We see it again when Absalom is killed.  “The king was shaken. He went up to the room over the gateway and wept.  As he went he said: “O my son Absalom! My son, my son Absalom! If only I had died instead of you – O Absalom, my son, my son!

Again, we read in the New Testament when Jesus grieves over Jerusalem:  “As he approached Jerusalem and saw the city, he wept over it..”

This is not a God who is at a distance or disconnected.  He grieves and is hurt by all of it.  While David has no remorse, God is full of it. He is shaken and weeps. In the midst of all the separation, collusion, treachery, murder, lust, decay and betrayal God grieves.  He is not distant or detached. He does not shout or call down lightning but He weeps.

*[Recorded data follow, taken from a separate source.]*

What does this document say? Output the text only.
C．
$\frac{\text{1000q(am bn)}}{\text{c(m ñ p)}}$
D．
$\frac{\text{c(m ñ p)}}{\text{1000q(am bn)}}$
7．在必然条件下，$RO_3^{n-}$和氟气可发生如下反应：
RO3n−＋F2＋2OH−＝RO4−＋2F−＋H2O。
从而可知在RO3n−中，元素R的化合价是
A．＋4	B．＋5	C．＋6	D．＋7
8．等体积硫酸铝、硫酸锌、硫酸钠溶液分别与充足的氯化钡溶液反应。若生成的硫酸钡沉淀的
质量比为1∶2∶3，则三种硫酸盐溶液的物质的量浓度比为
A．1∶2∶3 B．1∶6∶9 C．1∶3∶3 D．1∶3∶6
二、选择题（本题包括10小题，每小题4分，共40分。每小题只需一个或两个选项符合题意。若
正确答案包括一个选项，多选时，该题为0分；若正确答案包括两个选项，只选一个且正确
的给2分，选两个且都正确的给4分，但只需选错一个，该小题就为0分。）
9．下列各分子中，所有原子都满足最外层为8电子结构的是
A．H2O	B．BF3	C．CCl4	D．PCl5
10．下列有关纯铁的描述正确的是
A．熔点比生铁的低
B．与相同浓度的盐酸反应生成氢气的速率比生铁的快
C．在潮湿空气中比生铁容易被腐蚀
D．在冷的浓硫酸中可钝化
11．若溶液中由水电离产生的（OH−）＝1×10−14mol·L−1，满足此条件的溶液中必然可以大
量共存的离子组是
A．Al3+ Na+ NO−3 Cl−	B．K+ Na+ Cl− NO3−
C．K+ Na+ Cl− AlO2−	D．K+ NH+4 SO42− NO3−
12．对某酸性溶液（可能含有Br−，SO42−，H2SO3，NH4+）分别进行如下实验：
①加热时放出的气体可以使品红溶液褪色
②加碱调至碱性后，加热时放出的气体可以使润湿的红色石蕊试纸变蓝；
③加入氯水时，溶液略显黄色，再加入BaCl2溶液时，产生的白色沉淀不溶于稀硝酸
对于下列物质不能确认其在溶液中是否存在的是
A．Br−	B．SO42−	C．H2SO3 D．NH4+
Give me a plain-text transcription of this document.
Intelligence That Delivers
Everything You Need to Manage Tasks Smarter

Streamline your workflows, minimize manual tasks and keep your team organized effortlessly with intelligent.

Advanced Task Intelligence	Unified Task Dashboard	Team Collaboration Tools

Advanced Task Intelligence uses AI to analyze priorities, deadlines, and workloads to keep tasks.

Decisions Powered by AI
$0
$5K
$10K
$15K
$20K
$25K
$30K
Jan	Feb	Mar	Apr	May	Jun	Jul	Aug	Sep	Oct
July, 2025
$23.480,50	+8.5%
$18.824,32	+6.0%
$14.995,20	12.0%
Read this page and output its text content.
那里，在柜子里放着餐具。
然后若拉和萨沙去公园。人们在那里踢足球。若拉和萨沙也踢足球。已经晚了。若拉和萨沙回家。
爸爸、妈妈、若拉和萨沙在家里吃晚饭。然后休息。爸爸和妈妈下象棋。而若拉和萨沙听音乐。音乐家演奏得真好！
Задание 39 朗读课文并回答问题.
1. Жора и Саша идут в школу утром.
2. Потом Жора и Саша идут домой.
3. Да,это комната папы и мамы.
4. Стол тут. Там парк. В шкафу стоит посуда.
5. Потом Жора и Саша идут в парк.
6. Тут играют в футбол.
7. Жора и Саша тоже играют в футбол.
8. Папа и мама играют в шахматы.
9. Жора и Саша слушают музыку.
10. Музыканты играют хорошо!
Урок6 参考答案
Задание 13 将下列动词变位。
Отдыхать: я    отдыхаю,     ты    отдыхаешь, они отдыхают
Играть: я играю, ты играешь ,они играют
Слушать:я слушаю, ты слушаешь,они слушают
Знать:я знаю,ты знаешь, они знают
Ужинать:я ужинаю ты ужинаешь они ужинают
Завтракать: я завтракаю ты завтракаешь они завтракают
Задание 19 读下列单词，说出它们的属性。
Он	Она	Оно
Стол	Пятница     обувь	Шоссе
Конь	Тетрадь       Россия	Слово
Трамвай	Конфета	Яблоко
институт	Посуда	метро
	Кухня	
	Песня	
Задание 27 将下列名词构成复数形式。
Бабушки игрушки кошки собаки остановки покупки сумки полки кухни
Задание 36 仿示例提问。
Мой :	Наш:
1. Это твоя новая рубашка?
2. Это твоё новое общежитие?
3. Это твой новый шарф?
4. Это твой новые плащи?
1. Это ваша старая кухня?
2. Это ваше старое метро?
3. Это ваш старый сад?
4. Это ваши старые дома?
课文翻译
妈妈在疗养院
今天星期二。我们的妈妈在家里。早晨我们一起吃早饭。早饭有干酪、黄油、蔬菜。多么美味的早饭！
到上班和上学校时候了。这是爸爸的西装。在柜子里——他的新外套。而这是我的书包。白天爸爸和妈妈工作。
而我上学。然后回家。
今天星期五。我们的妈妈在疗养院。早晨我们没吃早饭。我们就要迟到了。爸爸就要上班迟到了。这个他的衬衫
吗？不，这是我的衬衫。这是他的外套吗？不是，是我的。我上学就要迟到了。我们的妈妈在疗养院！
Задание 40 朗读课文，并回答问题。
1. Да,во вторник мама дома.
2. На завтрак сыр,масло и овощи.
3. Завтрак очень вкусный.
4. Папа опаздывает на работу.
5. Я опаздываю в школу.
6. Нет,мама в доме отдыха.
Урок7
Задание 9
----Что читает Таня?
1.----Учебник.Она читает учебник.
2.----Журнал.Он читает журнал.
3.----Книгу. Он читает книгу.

Not only for what David has done but for the loss of what would have been his future.  There is a line from Shakespeare’s play The Tempest that sums it up for me. “There is not only disgrace and dishonor in that but an infinite loss.”  And for that God weeps.  The loss of a man once after his own heart.  The loss of a legacy.  The loss of who knows how many lives as a result.

The Bathsheba incident leads to a shift in the book’s perspective; afterwards David is largely at the mercy of events rather than directing them. He is no longer able to control his family as his son, Amnon rapes his half-sister Tamar and then Amnon is killed in revenge by his half-brother Absalom.  David is humiliated and overthrown by Absalom, betrayed by his closest advisor Ahithophel, abused publicly by Saul’s family, ridiculed by Joab, manipulated by Bathsheba, punished with a three year plague and the loss of 70,000 men.

“The golden era of his life has passed away; his sun has begun to go down; and what remains of his life is chequered with records of crime and chastisement, of sin and sorrow. What we now encounter is not like a spot but an eclipse; it is not a mere pimple that slightly disfigures a comely face, but a tumour that distorts the countenance and drains the whole body of its vigour.”  Charles Spurgeon

T.S. Eliot’s words are true.  “This is the way the world ends.  This is the way the world ends.  Not in a bang but a whimper.”

And as it is true for worlds so it is for men who become consumed with pride, arrogance, power, grievances, and lust.  They end not in a bang but a whimper.

”The wheels of justice turn slowly but grind exceedingly fine.”